I step into the bathroom. Then it hits me. These four guys are all on their Blackberry/Treo/iPhones -- using their thumbs to frantically maneuver through emails or phone messages or child porn or whatever.

EVEN THE TWO GUYS WHO ARE PEEING!

I decided to come back later.

So, are some people arrogant enough to THINK their time is so valuable they can't even urinate without sharing their wisdom with the rest of the world? Do they think we're gonna be impressed? "Look at that, Austin. That's what I call multi-tasking!" 'Fraid not. It's more like "Oooooh! That guy's peeing and messing around with his cell phone!"

One thing's for sure. I ain't touching nobody's cell phone ever again. Who knows where it's been -- like, God forbid, a men's room in Raleigh, North Carolina.

November 16, 2007

Frame 352


From the Patterson-Gimlin film.

November 13, 2007

In Hell, everything is in Metrocolor.

When I was a kid, my Dad collected movies.

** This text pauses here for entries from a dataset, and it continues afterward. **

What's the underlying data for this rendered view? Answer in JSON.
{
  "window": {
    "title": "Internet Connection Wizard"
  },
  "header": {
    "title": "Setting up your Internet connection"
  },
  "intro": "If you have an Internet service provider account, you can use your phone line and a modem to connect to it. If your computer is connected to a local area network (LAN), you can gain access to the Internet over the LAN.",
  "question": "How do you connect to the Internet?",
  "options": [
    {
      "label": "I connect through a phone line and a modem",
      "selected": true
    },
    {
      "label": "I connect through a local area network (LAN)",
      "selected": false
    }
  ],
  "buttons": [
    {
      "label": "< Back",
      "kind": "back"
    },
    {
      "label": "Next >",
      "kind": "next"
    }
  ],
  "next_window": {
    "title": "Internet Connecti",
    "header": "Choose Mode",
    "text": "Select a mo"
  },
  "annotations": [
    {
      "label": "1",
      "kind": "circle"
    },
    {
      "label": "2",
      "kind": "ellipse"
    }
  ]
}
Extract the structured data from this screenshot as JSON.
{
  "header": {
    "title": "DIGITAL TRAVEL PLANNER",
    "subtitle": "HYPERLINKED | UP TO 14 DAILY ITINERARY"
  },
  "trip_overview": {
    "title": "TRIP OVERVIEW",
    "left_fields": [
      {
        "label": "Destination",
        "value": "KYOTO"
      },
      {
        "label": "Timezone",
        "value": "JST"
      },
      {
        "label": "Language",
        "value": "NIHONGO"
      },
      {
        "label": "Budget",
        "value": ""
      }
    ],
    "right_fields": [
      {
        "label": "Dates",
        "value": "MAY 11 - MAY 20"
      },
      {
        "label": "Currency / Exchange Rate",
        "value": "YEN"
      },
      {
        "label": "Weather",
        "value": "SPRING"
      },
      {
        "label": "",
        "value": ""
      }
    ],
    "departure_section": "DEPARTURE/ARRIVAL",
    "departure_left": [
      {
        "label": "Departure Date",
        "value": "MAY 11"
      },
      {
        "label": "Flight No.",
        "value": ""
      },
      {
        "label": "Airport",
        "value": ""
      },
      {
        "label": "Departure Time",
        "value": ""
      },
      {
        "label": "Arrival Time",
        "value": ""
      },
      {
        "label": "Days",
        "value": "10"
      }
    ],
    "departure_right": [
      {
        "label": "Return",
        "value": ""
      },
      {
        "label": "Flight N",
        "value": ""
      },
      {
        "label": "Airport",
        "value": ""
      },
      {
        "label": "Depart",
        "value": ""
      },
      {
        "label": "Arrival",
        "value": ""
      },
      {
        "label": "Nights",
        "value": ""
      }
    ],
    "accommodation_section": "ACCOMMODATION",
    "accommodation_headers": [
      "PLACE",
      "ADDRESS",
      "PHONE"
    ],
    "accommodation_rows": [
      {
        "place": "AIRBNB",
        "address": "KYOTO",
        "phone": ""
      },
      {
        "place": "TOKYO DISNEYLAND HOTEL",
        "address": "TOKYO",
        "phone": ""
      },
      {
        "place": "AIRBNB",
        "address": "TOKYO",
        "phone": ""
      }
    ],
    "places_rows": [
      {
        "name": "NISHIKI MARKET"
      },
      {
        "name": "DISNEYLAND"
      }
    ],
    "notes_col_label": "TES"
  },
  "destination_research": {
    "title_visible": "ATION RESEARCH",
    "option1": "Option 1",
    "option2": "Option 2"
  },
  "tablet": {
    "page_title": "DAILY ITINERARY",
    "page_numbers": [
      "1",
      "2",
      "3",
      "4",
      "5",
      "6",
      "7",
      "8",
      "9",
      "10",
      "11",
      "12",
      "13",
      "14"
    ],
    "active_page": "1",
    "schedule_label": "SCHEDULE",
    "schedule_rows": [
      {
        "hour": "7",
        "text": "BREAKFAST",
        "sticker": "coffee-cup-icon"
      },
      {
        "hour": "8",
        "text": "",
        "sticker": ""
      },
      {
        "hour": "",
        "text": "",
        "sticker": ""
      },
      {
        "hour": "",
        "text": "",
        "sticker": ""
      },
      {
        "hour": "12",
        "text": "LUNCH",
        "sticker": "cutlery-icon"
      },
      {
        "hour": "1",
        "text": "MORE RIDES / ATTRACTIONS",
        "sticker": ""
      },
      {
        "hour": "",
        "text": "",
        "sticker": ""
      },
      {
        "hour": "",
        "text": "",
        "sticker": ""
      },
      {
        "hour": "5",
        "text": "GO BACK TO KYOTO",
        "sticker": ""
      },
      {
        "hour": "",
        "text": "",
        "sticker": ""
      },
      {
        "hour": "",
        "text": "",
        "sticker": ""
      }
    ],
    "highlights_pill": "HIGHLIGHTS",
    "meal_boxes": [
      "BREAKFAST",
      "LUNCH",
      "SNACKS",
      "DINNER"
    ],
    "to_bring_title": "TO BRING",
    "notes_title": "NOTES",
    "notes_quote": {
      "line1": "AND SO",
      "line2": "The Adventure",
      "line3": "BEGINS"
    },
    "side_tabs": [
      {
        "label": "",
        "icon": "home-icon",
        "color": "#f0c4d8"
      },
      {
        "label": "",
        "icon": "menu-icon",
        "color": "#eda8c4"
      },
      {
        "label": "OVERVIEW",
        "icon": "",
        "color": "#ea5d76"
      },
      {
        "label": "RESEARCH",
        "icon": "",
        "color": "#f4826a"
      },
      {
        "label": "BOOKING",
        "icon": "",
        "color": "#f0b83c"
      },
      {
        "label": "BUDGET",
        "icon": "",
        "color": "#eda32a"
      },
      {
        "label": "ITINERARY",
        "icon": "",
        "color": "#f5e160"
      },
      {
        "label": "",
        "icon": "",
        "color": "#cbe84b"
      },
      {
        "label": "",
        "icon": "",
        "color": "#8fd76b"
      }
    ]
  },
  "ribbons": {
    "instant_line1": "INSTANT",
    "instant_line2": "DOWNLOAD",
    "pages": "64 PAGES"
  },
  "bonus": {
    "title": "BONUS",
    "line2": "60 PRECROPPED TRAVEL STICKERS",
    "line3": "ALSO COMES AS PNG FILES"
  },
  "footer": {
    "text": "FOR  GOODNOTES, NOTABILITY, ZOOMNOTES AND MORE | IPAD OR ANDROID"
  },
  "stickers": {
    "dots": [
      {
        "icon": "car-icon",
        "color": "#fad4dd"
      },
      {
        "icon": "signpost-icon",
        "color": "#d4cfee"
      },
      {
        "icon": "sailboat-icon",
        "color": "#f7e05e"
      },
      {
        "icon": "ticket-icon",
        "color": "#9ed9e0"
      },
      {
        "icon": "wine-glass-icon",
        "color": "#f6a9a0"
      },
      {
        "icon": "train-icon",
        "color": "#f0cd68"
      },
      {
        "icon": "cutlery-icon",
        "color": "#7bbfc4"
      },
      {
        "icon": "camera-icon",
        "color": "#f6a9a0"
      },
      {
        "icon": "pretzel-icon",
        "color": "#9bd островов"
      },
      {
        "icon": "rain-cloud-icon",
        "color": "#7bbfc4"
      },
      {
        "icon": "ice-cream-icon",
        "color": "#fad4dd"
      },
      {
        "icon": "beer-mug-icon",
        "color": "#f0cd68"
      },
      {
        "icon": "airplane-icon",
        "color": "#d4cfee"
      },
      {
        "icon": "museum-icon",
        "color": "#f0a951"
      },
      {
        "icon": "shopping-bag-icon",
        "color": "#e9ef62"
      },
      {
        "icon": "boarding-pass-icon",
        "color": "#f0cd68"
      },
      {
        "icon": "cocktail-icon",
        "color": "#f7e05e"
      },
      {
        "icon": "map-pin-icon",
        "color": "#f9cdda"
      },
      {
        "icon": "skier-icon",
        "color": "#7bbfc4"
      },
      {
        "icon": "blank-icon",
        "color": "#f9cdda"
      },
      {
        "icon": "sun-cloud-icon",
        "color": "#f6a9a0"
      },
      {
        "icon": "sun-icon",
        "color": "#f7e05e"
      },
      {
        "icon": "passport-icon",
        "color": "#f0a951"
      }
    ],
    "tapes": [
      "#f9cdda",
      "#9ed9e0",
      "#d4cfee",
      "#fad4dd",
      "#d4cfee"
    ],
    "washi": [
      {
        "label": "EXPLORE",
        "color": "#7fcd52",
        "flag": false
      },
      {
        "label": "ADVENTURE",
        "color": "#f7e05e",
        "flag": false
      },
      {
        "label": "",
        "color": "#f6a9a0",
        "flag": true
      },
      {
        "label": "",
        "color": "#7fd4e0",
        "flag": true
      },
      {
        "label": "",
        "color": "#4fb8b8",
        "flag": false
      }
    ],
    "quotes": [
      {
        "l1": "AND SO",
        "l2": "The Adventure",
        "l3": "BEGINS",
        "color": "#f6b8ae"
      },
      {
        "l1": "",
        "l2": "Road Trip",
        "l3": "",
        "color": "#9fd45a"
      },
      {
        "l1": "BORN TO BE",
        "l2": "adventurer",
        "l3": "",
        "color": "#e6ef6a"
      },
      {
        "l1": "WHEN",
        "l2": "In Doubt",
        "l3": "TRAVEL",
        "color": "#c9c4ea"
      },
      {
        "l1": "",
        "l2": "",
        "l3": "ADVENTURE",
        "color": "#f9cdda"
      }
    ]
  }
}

He still does, but now they're on DVD, not 16 or 35mm film.

Came across this image the other day (on the wonderful, excessive, tech-y, geeky widescreenmuseum.com), and it really sent me back to those film days.

It's a 35mm frame from Stanley Kubrick's 2001. (That chilling scene right before the intermission where you realize HAL is reading their lips.) Squeezed for anamorphic projection. With a round reel changeover cue. With both the stereo magnetic and optical mono soundtracks. And printed on whatever crappy film stock Metrocolor stuff was dumped on. Seemed like no matter how well you cared for the stuff, it faded to this sickly pink over time. I've heard that some films from the period were this faded while still in their theatrical release!

The weird thing is, your brain will eventually correct the color for you — if the movie's any good. For instance, James and I watched THE PIT AND THE PENDULUM about 14 thousand times (including back-to-back showings from time to time), in a 'Scope 16mm faded-brown "Color by Pathe" print. And we never complained. You can now get it in a beautiful widescreen DVD, by the way.

Same with 2001. The redone transfer in that new Stanley box is supposed to be truly amazing. Haven't seen it yet (it's on my Christmas list).

But as for the film itself, I've seen that thing about 50 times. And movies just don't get no better.

November 08, 2007

This might be the best record of 2007.

Or maybe it's the best record of 1927, which is what it kinda sounds like.

Whatever, it's really good. And, of course, Levon Helm is a National Treasure and should be on the nickel instead of some stupid buffalo.

So do yourself a favor. Go get this here thing.